A fact is immutable and represents something that has already happened sometime in the past, something that can not be changed or retracted. It is a stable value that you can reason about and trust, indefinitely. After all, we can’t change the past, even if we sometimes wish that we could. Knowledge is cumulative and occurs either by receiving new facts or by deriving new facts from existing facts. Invalidation of existing knowledge is done by adding new facts to the system that refute existing facts. Facts are never deleted, only made irrelevant for current knowledge.

Facts are best shared by publishing them as events through the component’s event stream where they can be subscribed to and consumed by others—components, databases, or subsystems—serving as a medium for communication, integration, and replication. Facts stored as events in an _event log new tab, in their causal order, can represent the full history of a component’s state changes through time (e.g. using the Event Sourcing new tab pattern) while serving reads safely from memory (called Memory Image new tab).

Jonas: The biggest impediment for scale is shared mutable state (to be precise: contended access to shared mutable state). As soon as you have shared mutable state, you need to guard that state through a gateway of serial access, which means adding coordination and mutual exclusion, and that adds contention—services waiting in line for access the shared state.

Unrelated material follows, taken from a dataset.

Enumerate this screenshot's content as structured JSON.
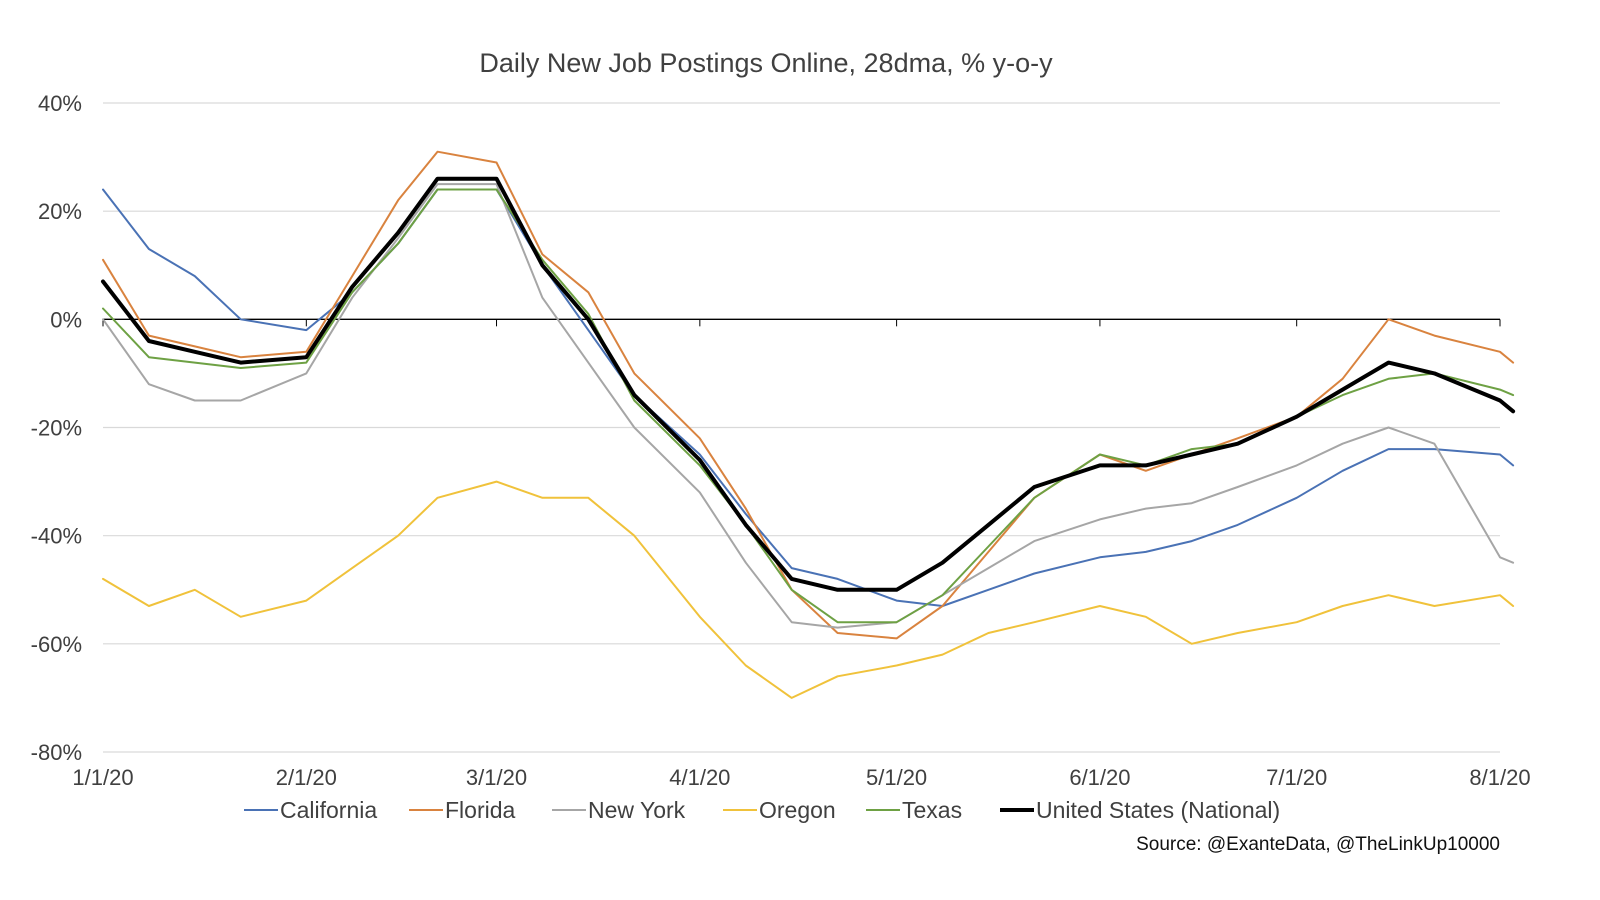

Contention is the biggest scalability killer.

How people approach state today—they want to continue to program as if everything were still running on a single CPU, where they have a full control of the ordering of the instructions. That’s a nice model because it’s easy to understand, and it was true 15 years ago—but we shouldn’t lie to ourselves any longer, it’s a vastly different world now, and we need to rethink how we design and think about software. The current reality doesn’t match our beloved von Neumann Architecture anymore, and hanging on to it by trying to emulate it will just make matters worse.

But unfortunately, way too often I have seen that instead of addressing the problem at its root cause and simplify it by applying the right design and principles from the start, people keep adding layers in complexity by bringing in more tools and products in an attempt to keep their mutable state in sync. The problem with this is that it doesn’t scale – the more nodes (or cores) you add, the more nodes need to be part of that consistent view, and that’s more and more costly and will make the system run slower and slower.

The antidote is share nothing designs. In a share nothing architecture components do not share state, every component (or node) is fully self-contained, lives in isolation, with its own life-cycle and communicates by sending immutable messages. If you rely on share nothing designs then you will both minimize contention and maximize locality reference. This means that things used often together are sitting together, and not just conceptually but in code, which simplifies caching—both less CPU cache line invalidations, better prefetching, as well as more efficient application level caching. It also means minimizing the waiting time in the system by decreasing contention, which makes things more efficient in terms of resource utilization. Now, adding more CPUs and/or nodes just helps, since you have partitioned the system and removed most bottlenecks.